Aim: This paper critically examines the research literature relating to the psychological aspects of breast reconstruction. Particular attention is given to the role of specialist breast care nurses in supporting women faced with the decision of whether or not to opt for reconstructive surgery.
Background: Breast reconstruction is intended to offer psychological benefits (e.g. improvements to quality of life, body image, anxiety and depression) to women treated by mastectomy following diagnosis of breast cancer.
Methods: A literature search was carried out on the PSYCHINFO, MEDLINE and CINAHL databases using the terms "breast reconstruction", "mastectomy", "reconstructive surgery", "breast surgery", "breast implants", "transverse rectus adominis myocutaneous (TRAM) flap" and "Lat-dorsi". Further relevant articles were identified from the reference lists of papers detected by this literature search. Finally, proceedings of recent psychological and surgical meetings were scrutinized to identify any conference papers on this topic.

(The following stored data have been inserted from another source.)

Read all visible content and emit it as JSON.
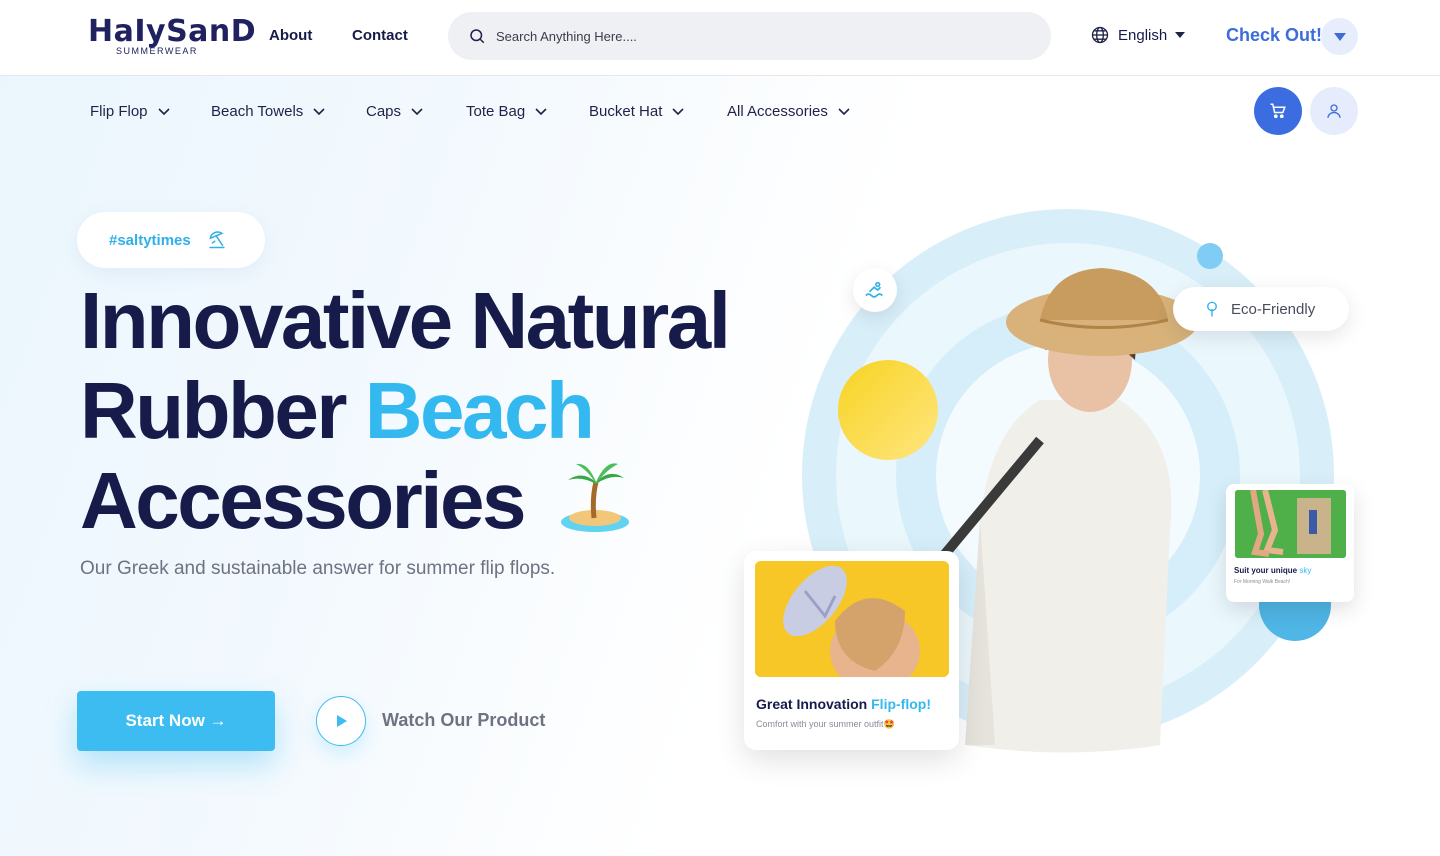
{
  "brand": {
    "logo_text": "HaIySanD",
    "logo_subtext": "SUMMERWEAR"
  },
  "topnav": {
    "links": [
      "About",
      "Contact"
    ],
    "search_placeholder": "Search Anything Here....",
    "language": "English",
    "checkout_label": "Check Out!"
  },
  "categories": [
    "Flip Flop",
    "Beach Towels",
    "Caps",
    "Tote Bag",
    "Bucket Hat",
    "All Accessories"
  ],
  "hero": {
    "hashtag": "#saltytimes",
    "headline_line1": "Innovative Natural",
    "headline_line2_a": "Rubber",
    "headline_line2_b": "Beach",
    "headline_line3": "Accessories",
    "subtitle": "Our Greek and sustainable answer for summer flip flops.",
    "start_button": "Start Now →",
    "watch_label": "Watch Our Product"
  },
  "badges": {
    "eco": "Eco-Friendly"
  },
  "cards": {
    "flipflop": {
      "title_a": "Great Innovation",
      "title_b": "Flip-flop!",
      "desc": "Comfort with your summer outfit🤩"
    },
    "bag": {
      "title_a": "Suit your unique",
      "title_b": "sky",
      "desc": "For Morning Walk Beach!"
    }
  },
  "colors": {
    "primary_dark": "#171b4a",
    "accent_sky": "#33b9ef",
    "button_blue": "#3b6de0",
    "checkout_blue": "#3d6ddb"
  }
}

Findings: A thorough search of the existing literature revealed a lack of theoretically based studies examining breast reconstruction in terms of relevant psychological constructs, especially in relation to coping and decision-making. This review highlights the methodological flaws with much of the existing research in this area, in particular the reliance upon retrospective designs and the inappropriate use of randomised controlled trials. Suggestions are given for further research in this topical area.
Conclusions: Existing research into the psychological aspects of breast reconstruction is limited and not sufficiently conclusive to inform changes to policy and the provision of care. More methodologically rigorous research is needed.